Indigenous housing deja vu

Sara Hudson

08 September 2017 | Ideas@TheCentre

SH indigenous aboriginal housing 2Despite billions of dollars and numerous government programs to improve Indigenous living conditions, social housing in many remote communities continues to be poorly maintained, overcrowded and dilapidated. Even ardent socialist HC “Nugget” Coombs despaired at the state of Indigenous housing, declaring in 1978: “there is no element in social policy for Aborigines the results of which have been so disappointing and so confusing as that related to housing.”

Sadly, nothing has changed since then.  A recent article claims residents in a remote Northern Territory community are “begging for housing” with some households having three generations of people living under one roof.

To combat the overcrowding, the Northern Territory Government is embarking on a $1.1 billion remote housing program over the next 10 years. One aspect is the ‘Room to Breathe’ early works program that will add an extra bedroom to houses built under the disastrous Strategic Indigenous Housing and Infrastructure Program (SIHIP). Inexplicably, despite the houses costing up to $750,000 to construct, many of them had only two bedrooms.

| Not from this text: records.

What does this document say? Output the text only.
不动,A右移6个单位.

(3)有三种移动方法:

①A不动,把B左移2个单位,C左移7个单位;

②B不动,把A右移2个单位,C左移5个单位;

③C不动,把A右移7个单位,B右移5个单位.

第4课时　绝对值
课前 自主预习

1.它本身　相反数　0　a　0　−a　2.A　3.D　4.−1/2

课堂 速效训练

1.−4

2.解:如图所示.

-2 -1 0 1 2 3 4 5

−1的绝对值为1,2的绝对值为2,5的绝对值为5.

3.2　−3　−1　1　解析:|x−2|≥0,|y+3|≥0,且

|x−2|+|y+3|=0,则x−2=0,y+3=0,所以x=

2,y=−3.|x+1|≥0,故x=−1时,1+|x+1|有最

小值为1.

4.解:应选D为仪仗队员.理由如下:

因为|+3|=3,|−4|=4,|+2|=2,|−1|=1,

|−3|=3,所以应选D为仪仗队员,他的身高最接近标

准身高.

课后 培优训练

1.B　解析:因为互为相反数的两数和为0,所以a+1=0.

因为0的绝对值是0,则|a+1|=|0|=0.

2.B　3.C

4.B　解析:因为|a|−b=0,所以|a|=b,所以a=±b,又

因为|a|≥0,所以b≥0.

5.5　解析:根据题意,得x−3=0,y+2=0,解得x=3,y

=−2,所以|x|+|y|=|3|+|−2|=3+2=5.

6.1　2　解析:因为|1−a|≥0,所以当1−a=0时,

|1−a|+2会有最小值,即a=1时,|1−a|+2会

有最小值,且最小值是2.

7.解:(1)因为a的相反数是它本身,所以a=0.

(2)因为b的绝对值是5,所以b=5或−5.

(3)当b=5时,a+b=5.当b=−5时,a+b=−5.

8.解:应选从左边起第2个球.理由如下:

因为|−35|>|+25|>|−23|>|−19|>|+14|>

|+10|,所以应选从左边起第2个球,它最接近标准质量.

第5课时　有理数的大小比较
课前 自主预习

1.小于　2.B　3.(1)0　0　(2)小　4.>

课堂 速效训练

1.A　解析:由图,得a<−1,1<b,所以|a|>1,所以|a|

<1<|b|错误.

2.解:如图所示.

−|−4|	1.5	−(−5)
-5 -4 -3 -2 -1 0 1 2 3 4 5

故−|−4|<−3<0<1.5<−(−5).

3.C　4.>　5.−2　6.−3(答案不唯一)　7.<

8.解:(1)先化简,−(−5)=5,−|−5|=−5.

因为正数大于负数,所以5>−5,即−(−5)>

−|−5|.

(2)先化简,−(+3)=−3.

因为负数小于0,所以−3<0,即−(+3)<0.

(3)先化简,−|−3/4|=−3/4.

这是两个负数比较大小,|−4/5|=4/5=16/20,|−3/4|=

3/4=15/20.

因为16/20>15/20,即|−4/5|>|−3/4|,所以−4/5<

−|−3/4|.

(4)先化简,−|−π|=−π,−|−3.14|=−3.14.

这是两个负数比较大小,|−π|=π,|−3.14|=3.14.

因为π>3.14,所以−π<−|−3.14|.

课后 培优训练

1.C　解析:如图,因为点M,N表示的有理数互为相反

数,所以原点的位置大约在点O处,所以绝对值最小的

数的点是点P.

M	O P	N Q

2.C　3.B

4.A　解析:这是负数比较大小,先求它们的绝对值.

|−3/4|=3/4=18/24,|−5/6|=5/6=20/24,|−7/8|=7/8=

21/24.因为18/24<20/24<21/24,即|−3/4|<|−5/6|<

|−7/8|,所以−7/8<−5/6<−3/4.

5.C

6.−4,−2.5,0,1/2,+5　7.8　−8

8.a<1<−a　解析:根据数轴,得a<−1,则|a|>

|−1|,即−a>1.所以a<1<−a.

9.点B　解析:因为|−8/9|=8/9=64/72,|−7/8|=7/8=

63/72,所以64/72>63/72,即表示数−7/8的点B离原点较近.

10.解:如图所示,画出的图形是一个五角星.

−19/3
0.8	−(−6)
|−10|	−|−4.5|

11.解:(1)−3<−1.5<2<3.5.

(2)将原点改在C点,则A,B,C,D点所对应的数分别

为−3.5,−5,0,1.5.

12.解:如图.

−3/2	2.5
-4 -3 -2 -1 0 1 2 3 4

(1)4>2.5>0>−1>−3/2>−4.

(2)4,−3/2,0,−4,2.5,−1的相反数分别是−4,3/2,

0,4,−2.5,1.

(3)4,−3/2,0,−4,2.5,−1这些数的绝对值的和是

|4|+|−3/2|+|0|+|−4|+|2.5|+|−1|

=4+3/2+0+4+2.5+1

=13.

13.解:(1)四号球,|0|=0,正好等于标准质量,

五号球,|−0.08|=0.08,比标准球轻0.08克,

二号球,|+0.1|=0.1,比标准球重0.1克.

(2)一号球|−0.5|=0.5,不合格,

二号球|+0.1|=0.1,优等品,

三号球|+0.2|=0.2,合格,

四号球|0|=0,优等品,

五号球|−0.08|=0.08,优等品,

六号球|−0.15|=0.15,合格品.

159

Jointly funded by the Australian and Northern Territory governments, the $5.5 billion SIHIP  was launched in 2007 to provide 4,200 new houses and 4,800 refurbishments over 10 years, but has been heavily criticised for its astronomical costs, with more than $100 million spent on consultants before a single house was built. There was a 9000-house shortfall in Indigenous housing when the program started, and this shortfall will still exist when it is completed because the construction rate cannot keep up with demand and the deterioration of existing stock.

The Northern Territory government is pleading with Canberra to provide half a billion dollars in additional funding to deliver its latest 10-year $1.1-billion housing program. But this is likely to be more money down the drain, unless governments urgently change their approach to Indigenous housing.

Instead of focusing on public housing as the only solution for the housing crisis, government should make it easier for communities to have 99-year leases for private housing.